The exodus of close to half of Mosul's Christians shows the fragility of security gains, especially in areas where cultures, religions and ethnicities collide. It also raises the spectre of violence ahead of provincial elections that could alter the power balance in strategic cities like Mosul.

So far, no one has taken responsibility for the deaths of about 12 Christians this month, which were followed by death threats and property attacks that prompted thousands to flee.

Christians whisper that they are targets of a systematic campaign against them. Some blame Islamic militants, while others quietly point a finger at Mosul's politically powerful Kurdish minority. Most are too frightened to go into details.

SACRIFICIAL LAMBS

It isn't the first time that members of Iraq's Christian community, who number in the hundreds of thousands, have fallen prey to the bloodshed that has convulsed Iraq since 2003.

Earlier this year, Mosul's ageing Chaldean Archbishop, Paulos Faraj Rahho, was kidnapped. His body was found two weeks later despite pleas from Pope Benedict for his release.

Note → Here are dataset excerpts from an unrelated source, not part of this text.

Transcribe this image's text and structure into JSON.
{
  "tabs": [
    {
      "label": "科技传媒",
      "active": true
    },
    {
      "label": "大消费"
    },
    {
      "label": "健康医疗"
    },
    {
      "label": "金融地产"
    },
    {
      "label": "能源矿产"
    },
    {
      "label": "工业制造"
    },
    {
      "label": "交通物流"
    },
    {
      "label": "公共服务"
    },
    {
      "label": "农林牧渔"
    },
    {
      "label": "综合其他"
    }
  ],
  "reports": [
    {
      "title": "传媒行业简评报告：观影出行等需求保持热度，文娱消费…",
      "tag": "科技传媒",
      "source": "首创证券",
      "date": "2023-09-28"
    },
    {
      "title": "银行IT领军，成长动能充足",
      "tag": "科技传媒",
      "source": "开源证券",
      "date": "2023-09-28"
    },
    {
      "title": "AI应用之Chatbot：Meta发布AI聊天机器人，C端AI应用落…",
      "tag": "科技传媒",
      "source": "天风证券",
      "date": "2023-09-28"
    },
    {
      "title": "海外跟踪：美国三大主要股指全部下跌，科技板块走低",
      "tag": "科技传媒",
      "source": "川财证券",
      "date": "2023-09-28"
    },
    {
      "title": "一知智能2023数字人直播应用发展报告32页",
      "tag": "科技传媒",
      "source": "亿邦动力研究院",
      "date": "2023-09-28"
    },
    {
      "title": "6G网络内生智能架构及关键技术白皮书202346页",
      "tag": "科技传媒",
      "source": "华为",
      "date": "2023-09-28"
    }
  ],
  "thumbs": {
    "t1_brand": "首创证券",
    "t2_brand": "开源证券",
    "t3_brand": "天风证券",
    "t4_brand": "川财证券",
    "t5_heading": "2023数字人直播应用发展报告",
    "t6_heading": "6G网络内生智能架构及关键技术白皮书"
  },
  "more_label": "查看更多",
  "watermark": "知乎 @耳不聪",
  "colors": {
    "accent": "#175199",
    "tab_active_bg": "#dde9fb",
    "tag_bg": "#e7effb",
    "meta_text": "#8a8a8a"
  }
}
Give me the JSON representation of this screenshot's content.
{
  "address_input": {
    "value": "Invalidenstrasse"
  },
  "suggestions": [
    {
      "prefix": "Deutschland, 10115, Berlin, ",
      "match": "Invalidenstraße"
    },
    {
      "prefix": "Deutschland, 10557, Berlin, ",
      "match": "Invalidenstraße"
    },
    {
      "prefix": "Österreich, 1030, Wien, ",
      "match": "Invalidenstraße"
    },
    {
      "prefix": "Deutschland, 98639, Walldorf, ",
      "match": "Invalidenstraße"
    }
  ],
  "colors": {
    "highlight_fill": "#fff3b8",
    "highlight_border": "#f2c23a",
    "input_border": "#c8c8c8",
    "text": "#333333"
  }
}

During a visit on Saturday to the al-Saida monastery, where more than 60 Christian families from Mosul have taken refuge, U.S. Brigadier General Tony Thomas, commander in the province, asked church leaders who they believed was behind the attacks.

"I will give you a guarantee: I will crush them. I will crush whoever it is," the American general said.

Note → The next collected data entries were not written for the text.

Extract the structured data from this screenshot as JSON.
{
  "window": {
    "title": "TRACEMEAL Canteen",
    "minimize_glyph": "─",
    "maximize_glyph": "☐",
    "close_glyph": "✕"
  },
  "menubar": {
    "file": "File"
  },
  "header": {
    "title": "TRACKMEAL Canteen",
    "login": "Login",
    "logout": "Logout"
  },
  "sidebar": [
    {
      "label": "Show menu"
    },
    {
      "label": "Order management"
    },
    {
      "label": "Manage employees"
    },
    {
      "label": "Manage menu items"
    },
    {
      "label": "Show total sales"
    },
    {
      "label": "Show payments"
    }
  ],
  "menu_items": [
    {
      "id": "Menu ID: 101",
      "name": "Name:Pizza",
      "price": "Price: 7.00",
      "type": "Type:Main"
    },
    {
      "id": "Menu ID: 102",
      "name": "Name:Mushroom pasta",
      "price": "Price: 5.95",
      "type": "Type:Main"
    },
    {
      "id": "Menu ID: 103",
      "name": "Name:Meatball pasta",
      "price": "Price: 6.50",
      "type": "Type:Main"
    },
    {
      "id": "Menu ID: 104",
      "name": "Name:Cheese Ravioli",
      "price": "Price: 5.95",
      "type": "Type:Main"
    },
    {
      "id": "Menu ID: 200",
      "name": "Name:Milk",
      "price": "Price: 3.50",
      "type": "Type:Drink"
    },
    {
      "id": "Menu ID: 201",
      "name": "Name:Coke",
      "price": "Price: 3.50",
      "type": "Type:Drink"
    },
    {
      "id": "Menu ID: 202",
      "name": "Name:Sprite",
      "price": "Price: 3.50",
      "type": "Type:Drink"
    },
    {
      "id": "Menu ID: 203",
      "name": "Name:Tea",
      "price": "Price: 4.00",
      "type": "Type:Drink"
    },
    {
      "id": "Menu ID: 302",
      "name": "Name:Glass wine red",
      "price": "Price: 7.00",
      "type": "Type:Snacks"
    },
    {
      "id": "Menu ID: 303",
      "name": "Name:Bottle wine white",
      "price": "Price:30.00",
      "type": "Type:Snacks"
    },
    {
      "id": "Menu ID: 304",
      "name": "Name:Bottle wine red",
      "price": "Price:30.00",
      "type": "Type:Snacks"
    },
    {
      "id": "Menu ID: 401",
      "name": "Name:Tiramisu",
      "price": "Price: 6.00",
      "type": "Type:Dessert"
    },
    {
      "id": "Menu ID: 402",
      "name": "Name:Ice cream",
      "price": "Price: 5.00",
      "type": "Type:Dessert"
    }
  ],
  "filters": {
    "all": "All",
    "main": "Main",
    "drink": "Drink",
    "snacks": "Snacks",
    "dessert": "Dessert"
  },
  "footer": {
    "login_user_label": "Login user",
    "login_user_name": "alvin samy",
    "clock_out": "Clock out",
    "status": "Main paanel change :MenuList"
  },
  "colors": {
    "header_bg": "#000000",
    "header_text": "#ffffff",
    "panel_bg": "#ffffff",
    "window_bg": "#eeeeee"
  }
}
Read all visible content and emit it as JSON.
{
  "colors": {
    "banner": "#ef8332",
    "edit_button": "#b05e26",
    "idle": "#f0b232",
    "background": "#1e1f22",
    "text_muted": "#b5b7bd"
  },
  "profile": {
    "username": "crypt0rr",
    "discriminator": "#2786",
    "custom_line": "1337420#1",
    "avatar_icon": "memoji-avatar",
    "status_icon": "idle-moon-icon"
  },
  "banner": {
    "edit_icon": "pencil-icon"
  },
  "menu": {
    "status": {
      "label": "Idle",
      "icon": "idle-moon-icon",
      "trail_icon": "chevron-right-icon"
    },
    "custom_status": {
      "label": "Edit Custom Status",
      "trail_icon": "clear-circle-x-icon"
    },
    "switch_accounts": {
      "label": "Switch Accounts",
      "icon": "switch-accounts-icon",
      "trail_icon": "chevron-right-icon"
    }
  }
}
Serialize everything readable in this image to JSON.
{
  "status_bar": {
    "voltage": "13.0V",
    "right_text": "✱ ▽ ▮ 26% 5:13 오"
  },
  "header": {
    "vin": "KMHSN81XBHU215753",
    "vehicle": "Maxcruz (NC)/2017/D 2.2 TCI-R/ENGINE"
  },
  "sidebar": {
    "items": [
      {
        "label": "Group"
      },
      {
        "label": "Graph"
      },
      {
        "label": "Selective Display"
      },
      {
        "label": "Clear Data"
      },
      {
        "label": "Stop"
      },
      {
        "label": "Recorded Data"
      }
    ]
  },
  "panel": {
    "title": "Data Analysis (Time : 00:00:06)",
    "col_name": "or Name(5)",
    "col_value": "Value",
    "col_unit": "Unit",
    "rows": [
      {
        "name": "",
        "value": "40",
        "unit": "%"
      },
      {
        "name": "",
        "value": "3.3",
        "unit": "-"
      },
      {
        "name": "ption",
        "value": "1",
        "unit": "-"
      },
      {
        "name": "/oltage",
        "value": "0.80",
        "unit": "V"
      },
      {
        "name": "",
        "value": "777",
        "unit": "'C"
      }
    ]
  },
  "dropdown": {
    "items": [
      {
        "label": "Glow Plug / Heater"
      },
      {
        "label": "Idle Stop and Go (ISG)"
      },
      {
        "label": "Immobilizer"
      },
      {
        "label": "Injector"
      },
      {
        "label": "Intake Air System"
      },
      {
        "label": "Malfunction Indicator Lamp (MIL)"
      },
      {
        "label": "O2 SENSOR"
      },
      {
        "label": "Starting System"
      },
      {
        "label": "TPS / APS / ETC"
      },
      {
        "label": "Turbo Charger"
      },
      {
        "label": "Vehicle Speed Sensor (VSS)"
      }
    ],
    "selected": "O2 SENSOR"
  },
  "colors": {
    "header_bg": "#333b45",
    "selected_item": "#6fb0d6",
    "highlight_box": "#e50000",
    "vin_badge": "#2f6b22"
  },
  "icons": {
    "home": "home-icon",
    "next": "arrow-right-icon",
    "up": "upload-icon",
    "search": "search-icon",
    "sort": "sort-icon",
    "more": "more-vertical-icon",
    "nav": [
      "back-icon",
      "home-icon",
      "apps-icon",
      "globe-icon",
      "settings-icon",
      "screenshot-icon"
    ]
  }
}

The priests refused to assign outright blame.

"I am not a politician. I don't know what the political agenda is," said Father Gabriele Tooma, a Chaldean superior in al-Qosh. "We don't want to be the sacrificial lambs. We don't want to be fuel for these politicians' games."

Another priest, who asked not to be named, blamed the authorities for failing to protect the victims. "If my house is robbed and I have guards, who is the first person I will ask about the theft?" he asked Thomas.

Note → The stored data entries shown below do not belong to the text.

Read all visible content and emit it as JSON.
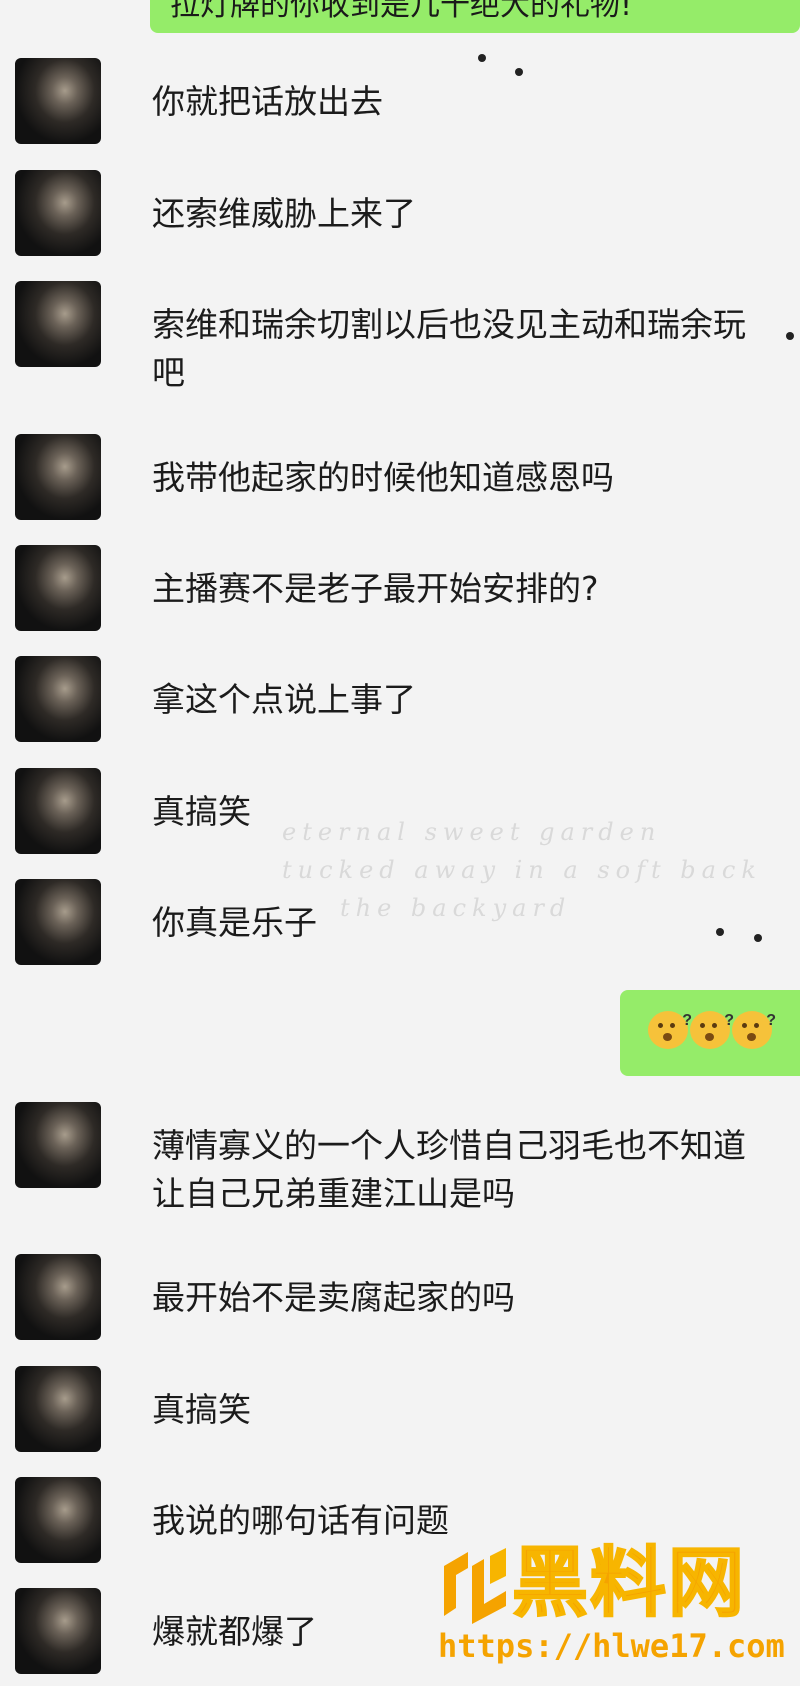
{
  "chat": {
    "top_bubble_text": "拉灯牌的你收到是几十绝大的礼物!",
    "messages": [
      {
        "text": "你就把话放出去"
      },
      {
        "text": "还索维威胁上来了"
      },
      {
        "text": "索维和瑞余切割以后也没见主动和瑞余玩吧"
      },
      {
        "text": "我带他起家的时候他知道感恩吗"
      },
      {
        "text": "主播赛不是老子最开始安排的?"
      },
      {
        "text": "拿这个点说上事了"
      },
      {
        "text": "真搞笑"
      },
      {
        "text": "你真是乐子"
      },
      {
        "text": "薄情寡义的一个人珍惜自己羽毛也不知道让自己兄弟重建江山是吗"
      },
      {
        "text": "最开始不是卖腐起家的吗"
      },
      {
        "text": "真搞笑"
      },
      {
        "text": "我说的哪句话有问题"
      },
      {
        "text": "爆就都爆了"
      }
    ],
    "reply_emojis": [
      "puzzled-face",
      "puzzled-face",
      "puzzled-face"
    ],
    "faint_background_text": [
      "eternal sweet garden",
      "tucked away in a soft back",
      "the backyard"
    ]
  },
  "watermark": {
    "title": "黑料网",
    "url": "https://hlwe17.com",
    "color": "#f5a300"
  },
  "colors": {
    "self_bubble": "#95ec69",
    "background": "#f3f3f3"
  }
}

Senior U.S. military officials have said Sunni Muslim al-Qaeda or similar Islamist groups are behind the attacks.

U.S. commanders say Mosul is the last big city in Iraq that still has a large al Qaeda presence. U.S. intelligence describes at least 12 insurgent organizations believed to be active in the area, from ideological groups such as al Qaeda to neo-Baathists.

The attackers' goal is "to de-legitimize the government here," said Thomas. "The enemy we are fighting here is searching the social fabric here ... to cause that fabric to rupture."

DISAFFECTED ARABS, MINORITY GOVERNMENT

But other U.S. officials are less certain whom to blame, and describe a host of potentially destabilizing forces at play in a tense region ruled by a weak, minority provincial government.

About 60 percent of Mosul's 2.8 million people are Sunni Arabs, and about a quarter are Kurds. The army around Mosul is mainly Kurdish, which angers many of the city's Arabs.

Seats on the provincial governing council are now held mostly by Kurds after most Sunnis boycotted the last provincial polls in 2005. But the balance of power in Mosul is expected to change when provincial elections take place by late January.

Christians, who are believed to number around 250,000 to 300,000 in the province, could be a swing vote, targeted by one side or the other in a fight for power.

Unrest in Mosul is exacerbated by a jobless rate of around 60 percent and years of delays in fixing basic services like electricity, sewage, proper health care and education.

"You've got a perfect storm of political alienation, unemployment, disruption in rural economies, scattering of rural households -- so you've got a political grievances," said one U.S. government official in Mosul, unauthorized to speak on the record. "Match that to a potential labour pool of insurgents, and throw foreign terrorist organizations into the mix."

U.S. and Iraqi forces are rolling out a new security operation which they hope will root out remaining insurgents, suppress political violence and protect minorities in Mosul. But as of Saturday, just seven Christian families had returned to their homes, Thomas said. "Obviously, we can't force them back in, but we're trying to encourage them."